Title: ASEAN Integration in Human Rights: Problems and Prospects for Legalization and Institutionalization
Description:
This article discusses the efforts of Southeast Asian countries to address human rights issues at the regional level through the Association of Southeast Asian Nations (ASEAN).
It seeks to elucidate the position taken by the ASEAN member states and their representatives towards the design of the ASEAN Intergovernmental Commission on Human Rights (AICHR)-the regional body tasked with a non-adjudicative function of assessing and addressing human rights issues in ASEAN.
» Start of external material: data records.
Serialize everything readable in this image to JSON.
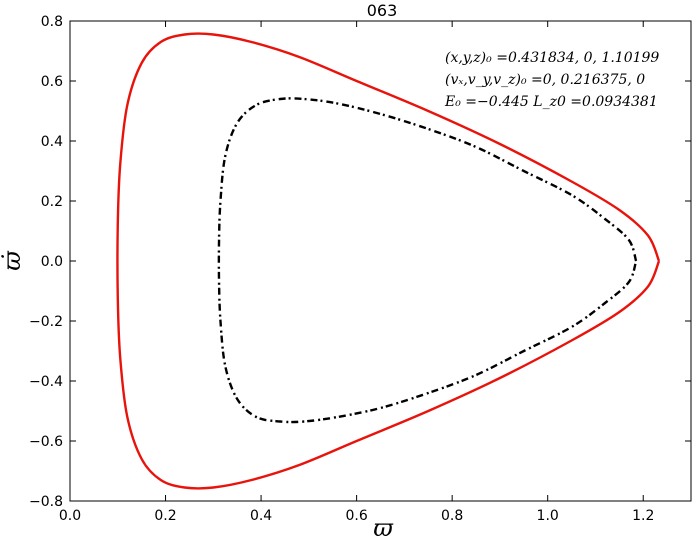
{
  "chart_data": {
    "type": "line",
    "title": "063",
    "xlabel": "ϖ",
    "ylabel": "ϖ̇",
    "xlim": [
      0.0,
      1.3
    ],
    "ylim": [
      -0.8,
      0.8
    ],
    "xticks": [
      "0.0",
      "0.2",
      "0.4",
      "0.6",
      "0.8",
      "1.0",
      "1.2"
    ],
    "yticks": [
      "0.8",
      "0.6",
      "0.4",
      "0.2",
      "0.0",
      "−0.2",
      "−0.4",
      "−0.6",
      "−0.8"
    ],
    "xtick_values": [
      0.0,
      0.2,
      0.4,
      0.6,
      0.8,
      1.0,
      1.2
    ],
    "ytick_values": [
      0.8,
      0.6,
      0.4,
      0.2,
      0.0,
      -0.2,
      -0.4,
      -0.6,
      -0.8
    ],
    "grid": false,
    "annotations": [
      "(x,y,z)₀ =0.431834, 0, 1.10199",
      "(vₓ,v_y,v_z)₀ =0, 0.216375, 0",
      "E₀ =−0.445  L_z0 =0.0934381"
    ],
    "series": [
      {
        "style": "solid",
        "color": "#e8140c",
        "x": [
          1.233,
          1.21,
          1.15,
          1.05,
          0.9,
          0.75,
          0.6,
          0.48,
          0.38,
          0.3,
          0.24,
          0.19,
          0.15,
          0.12,
          0.105,
          0.1,
          0.1,
          0.105,
          0.12,
          0.15,
          0.19,
          0.24,
          0.3,
          0.38,
          0.48,
          0.6,
          0.75,
          0.9,
          1.05,
          1.15,
          1.21,
          1.233
        ],
        "y": [
          0.0,
          0.085,
          0.17,
          0.265,
          0.39,
          0.5,
          0.6,
          0.68,
          0.73,
          0.755,
          0.755,
          0.73,
          0.66,
          0.52,
          0.32,
          0.12,
          -0.12,
          -0.32,
          -0.52,
          -0.66,
          -0.73,
          -0.755,
          -0.755,
          -0.73,
          -0.68,
          -0.6,
          -0.5,
          -0.39,
          -0.265,
          -0.17,
          -0.085,
          0.0
        ]
      },
      {
        "style": "dashed",
        "color": "#000000",
        "x": [
          1.185,
          1.17,
          1.12,
          1.05,
          0.95,
          0.85,
          0.75,
          0.65,
          0.56,
          0.49,
          0.44,
          0.39,
          0.35,
          0.325,
          0.315,
          0.312,
          0.312,
          0.315,
          0.325,
          0.35,
          0.39,
          0.44,
          0.49,
          0.56,
          0.65,
          0.75,
          0.85,
          0.95,
          1.05,
          1.12,
          1.17,
          1.185
        ],
        "y": [
          0.0,
          0.07,
          0.14,
          0.22,
          0.3,
          0.38,
          0.44,
          0.49,
          0.525,
          0.54,
          0.54,
          0.52,
          0.46,
          0.35,
          0.2,
          0.07,
          -0.07,
          -0.2,
          -0.35,
          -0.46,
          -0.52,
          -0.535,
          -0.535,
          -0.52,
          -0.49,
          -0.44,
          -0.38,
          -0.3,
          -0.22,
          -0.14,
          -0.07,
          0.0
        ]
      }
    ]
  }
}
Tracing the discourse from differing viewpoints, this article identifies an evolutionary path down which ASEAN states are pursuing integration in human rights issues through a realist-rationalist perspective.
Individual state interests are taken into account in legalization or in the crafting of textual commitments, in institutionalization or in the design of the regional body, and in the granting of powers and functions.
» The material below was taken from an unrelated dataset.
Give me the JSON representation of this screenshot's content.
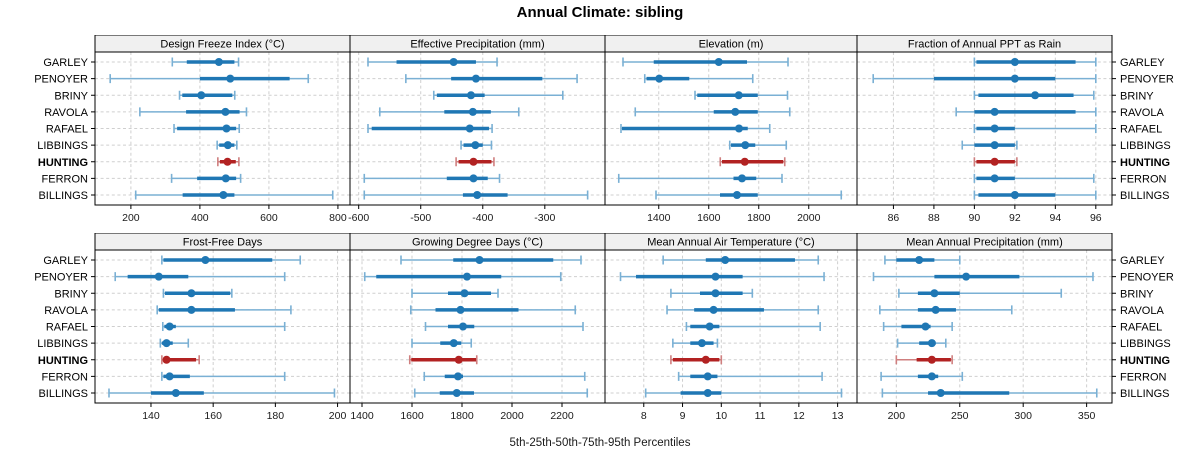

The critical lynchpin of the negotiation process is the non-coercive nature of the human rights body.
Non-intervention and the lack of a coercive mechanism, embodying the so-called "ASEAN Way," are principles that have been institutionalized in the ASEAN Charter and in AICHR.
They have become foundational principles in the crafting of a regional body tasked to uphold a standard of conduct for states over individuals.
This article theorizes that ASEAN Member States, through state actors, integrate for their perceived self-interest to avoid the high costs of external pressures and to meet internal demands, and they seek to minimize sovereignty costs by the non-empowerment of the regional authority.
Legalization, in this case the regionalization of human rights, becomes an instrumental issue in negotiations.
On this background, this article seeks to understand the compromises and negotiations together with the hesitations, the mix of which results in a quasi-functional, quasi-intergovernmental body within AICHR.
This article concludes that, despite the seeming incongruence between a human rights body and its non-coercive nature, there is a positive trend of addressing Southeast Asian human rights issues through a regional body in ASEAN.
The creation of an AICHR precludes ASEAN from retreating from advancing human rights issues on the regional level.
The realist-rationalist consensus to grant an evolutionary mandate for AICHR brightens the prospects for future efforts to integrate human rights promotion and protection in the region.